A couple days ago I joined another online community dedicated to diabetes: Tu Diabetes. It seems to be a pretty good networking site – a sort of Facebook or MySpace for the diabetes community. The tag line is that the site is a “place for people touched by diabetes,” so I highly recommend it to anyone out there that would like to connect with other diabetics. It is not limit to just type 1 or just type 2, or even just people with diabetes. I noticed quite a few parents of children with diabetes on there, and applaud them for taking such a strong interest in the community.
As I have perused the internet for diabetes-related information, diabetes community sites seem to crop up quite often. From Tu Diabetes to Children With Diabetes, a strong sense of community seems to be important for diabetics. There is something comforting about talking with other people with diabetes, about having that shared understanding of what daily life is like with diabetes. Together, we speak a language of blood sugars and meters and “highs and lows,” and pumps and shots and food. But underneath the technical jargon there lies a deeper understanding, an understanding of what living life with a chronic disease is like.
Rarely have I found such an empowered group. Before I came to college and started in diabetes advocacy, I knew only 1 or 2 other people with diabetes – only one of which was my age. But now, I suddenly find myself surrounded (in real life and on-line) by people who are determined to stare diabetes in the eye and come out the winner.
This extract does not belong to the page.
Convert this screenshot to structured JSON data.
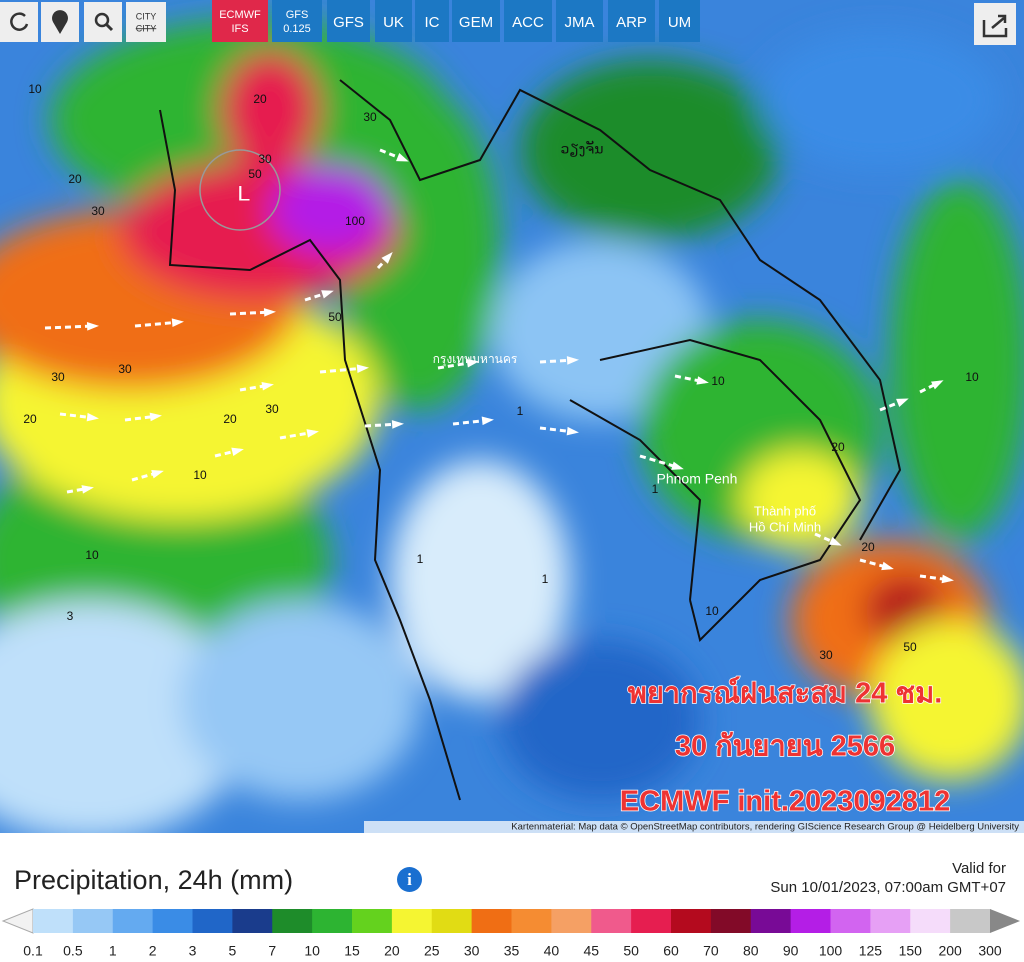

People who don’t back down, and don’t let each other back down. There are times when I wish I had never heard the words “blood sugar” and “insulin,” but then I realize how lucky I am, and how much diabetes has changed my life.
Diabetes burn-out is real, and happens to all of us at one point or another. The thing that keeps me going through the hard times is knowing that we have a whole community out there. It may sound hokey, I know, but in some way it is true. In diabetes, there is a group of people linked by a disease and by the strength to persevere and continue through any struggles.
It is pointless for me to try to think “what if I never got diabetes.” It happened. And if it weren’t for diabetes, I would not be privileged to call myself a member of this community.